Re: Torres - Chelsea 35mil Bid turned down
No sign of Dantes. I hope Torres has good security. Kind of.
No sign of Dantes. I hope Torres has good security. Kind of.
The 26 year-old striker has stunned Liverpool by following up his verbal request to leave Anfield — delivered on Thursday — with a formal plea to leave. Initially Torres asked for Liverpool to at least negotiate with Chelsea. But his resolve has hardened in the last 48 hours and he wants to leave now.
Liverpool are adamant that Torres is not for sale and manager Kenny Dalglish has already told the player and the club’s owners that he will not agree to any deal.
Liverpool will have to respond on Saturday as they try to defuse the crisis that has enveloped the club and with Chelsea already set to submit a revised offer for the Spanish international.
It is understood that the Premier League champions want to offer striker Daniel Sturridge as part of an increased bid. A formal offer of £28 million was rejected two days ago and Chelsea have already intimated they will raise that to more than £30 million with Sturridge as a makeweight to take it closer to Liverpool’s expected valuation of £50 million for Torres.
Liverpool boss Kenny Dalglish does not want to be the man who lets Torres leave Anfield, but despite their defiant statement, the signs are that Liverpool’s board will sanction the move if Chelsea offer £45million, plus striker Daniel Sturridge.
The development rocked Anfield on a day when the club broke their transfer record by spending £22.8m on Ajax striker Luis Suarez. Torres has been left disillusioned by broken promises made to keep him at the club last summer.
Chelsea are aware of his restlessness and of a verbal agreement with Liverpool’s previous regime that he would be allowed to move on if a reasonable bid was received.

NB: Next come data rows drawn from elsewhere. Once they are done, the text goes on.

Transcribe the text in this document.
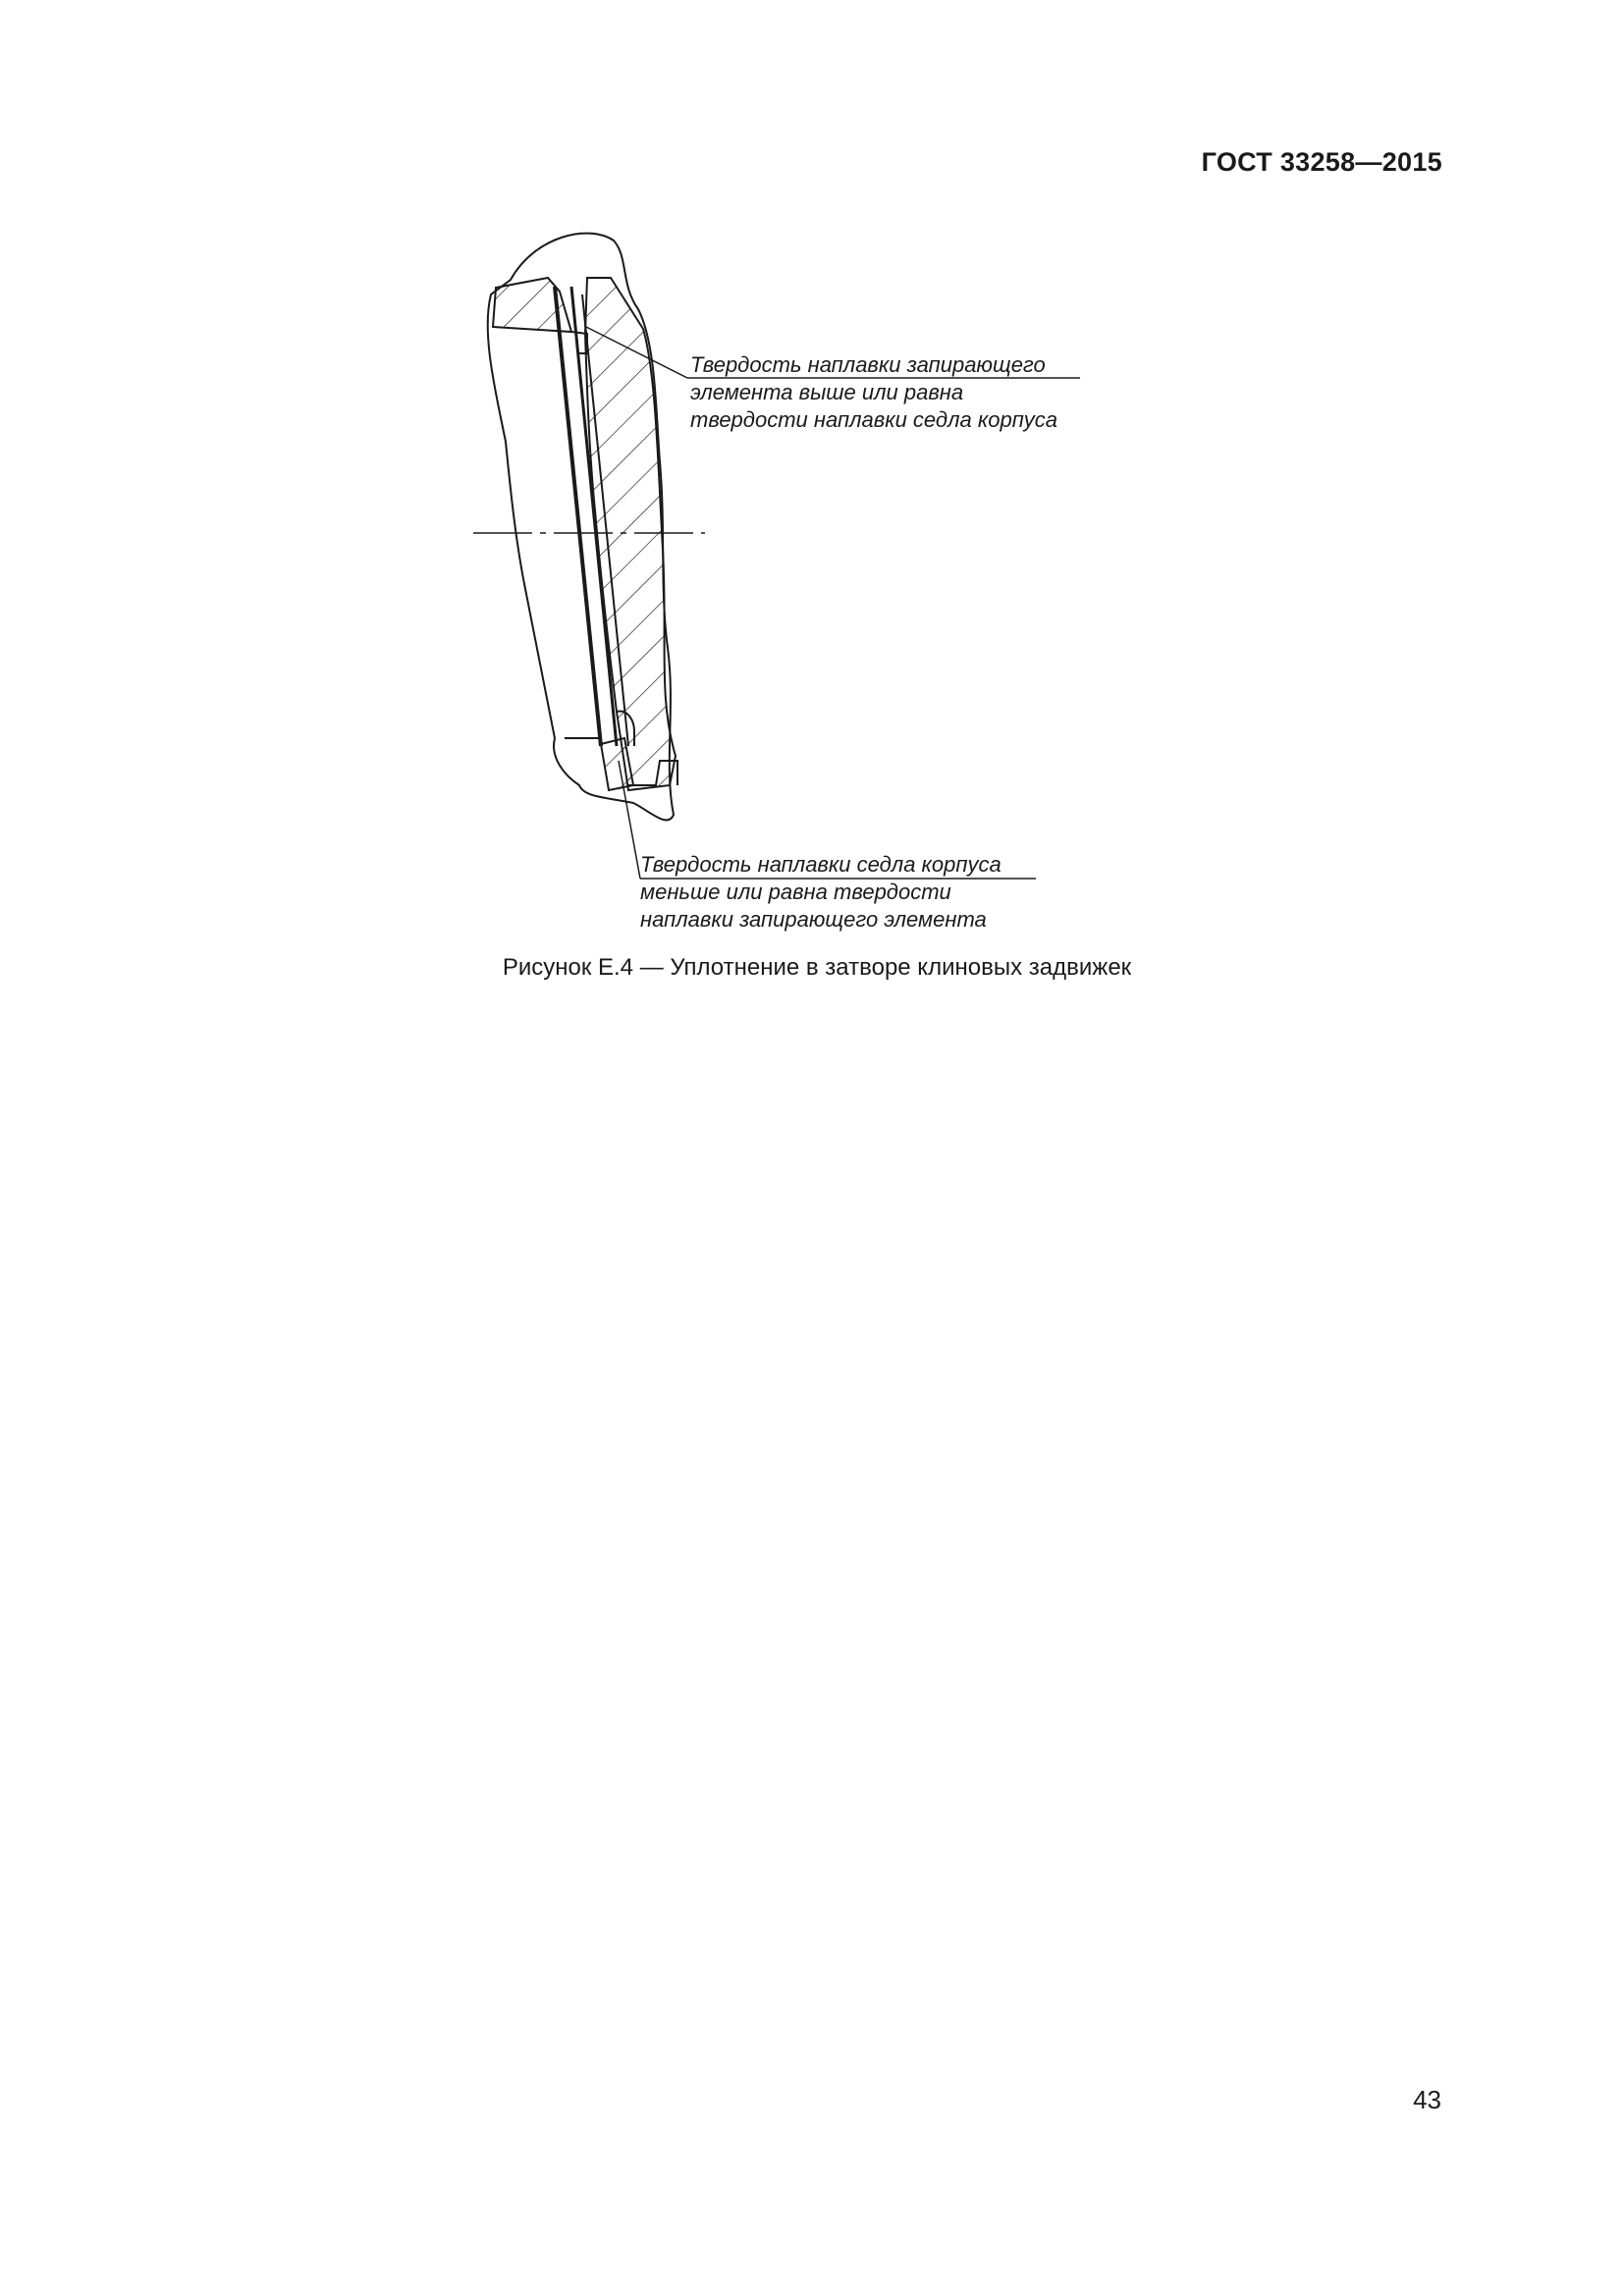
ГОСТ 33258—2015
Твердость наплавки запирающего
элемента выше или равна
твердости наплавки седла корпуса
Твердость наплавки седла корпуса
меньше или равна твердости
наплавки запирающего элемента
Рисунок Е.4 — Уплотнение в затворе клиновых задвижек
43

Abramovich made a £28m offer last week and increased it to £35m on Thursday, with the news breaking conveniently just as Liverpool players, already out of the FA Cup, were embarking on a two-day break.
Chelsea will return with a third offer before Monday’s deadline, with Sturridge included in part exchange.
There is a tipping point in the relationship between every famous player and his club at which the latter have to stop wasting their energy in new ways to appease him and instead get him out the door for the best possible price. Liverpool have reached that point with Fernando Torres.
No shame in that. Manchester United found themselves in the same position with Cristiano Ronaldo; Arsenal eventually agreed to part with Thierry Henry and there came a point when Tottenham Hotspur accepted an offer for Dimitar Berbatov. In all three cases the clubs cajoled and negotiated with their star names, but only up to a point.
Torres has demonstrated this season that he has little appetite for helping Liverpool extricate themselves from the mess that they find themselves in. The appointment of Kenny Dalglish as manager has embarrassed him into a slightly improved level of effort but that is relative to his woefully lacklustre performances under Roy Hodgson.
The memory that will stand out for me of Torres' last season at Liverpool – if this is what it turns out to be – will be the moment against Everton in October when Jamie Carragher roared at Torres for a pass that fell short. Torres put his finger to his lips to shush Carragher.
There can be little doubt that it was Torres' preference to join Chelsea in the summer and when that was denied to him he was never the same. Hodgson generously pondered in public what was wrong with his centre-forward when it seemed obvious that Torres was sulking. Little surprise that his best performance this season was against Chelsea.
Torres' time was nice while it lasted. But £35m for a 26-year-old who has had barely a handful of decent games all season and was overshadowed at the World Cup finals last year is a good deal – however painful it might feel to Liverpool today.
As a public relations exercise, selling your marquee name to a rival is always difficult to pull off. It requires decisive leadership and the unwavering belief that you have the right transfer strategy. Of course, Liverpool have done it once before. In 1977 they sold Kevin Keegan, then arguably Europe's best striker, to Hamburg. The young man who came from Celtic to replace him, as most fans can tell you, did not do too badly.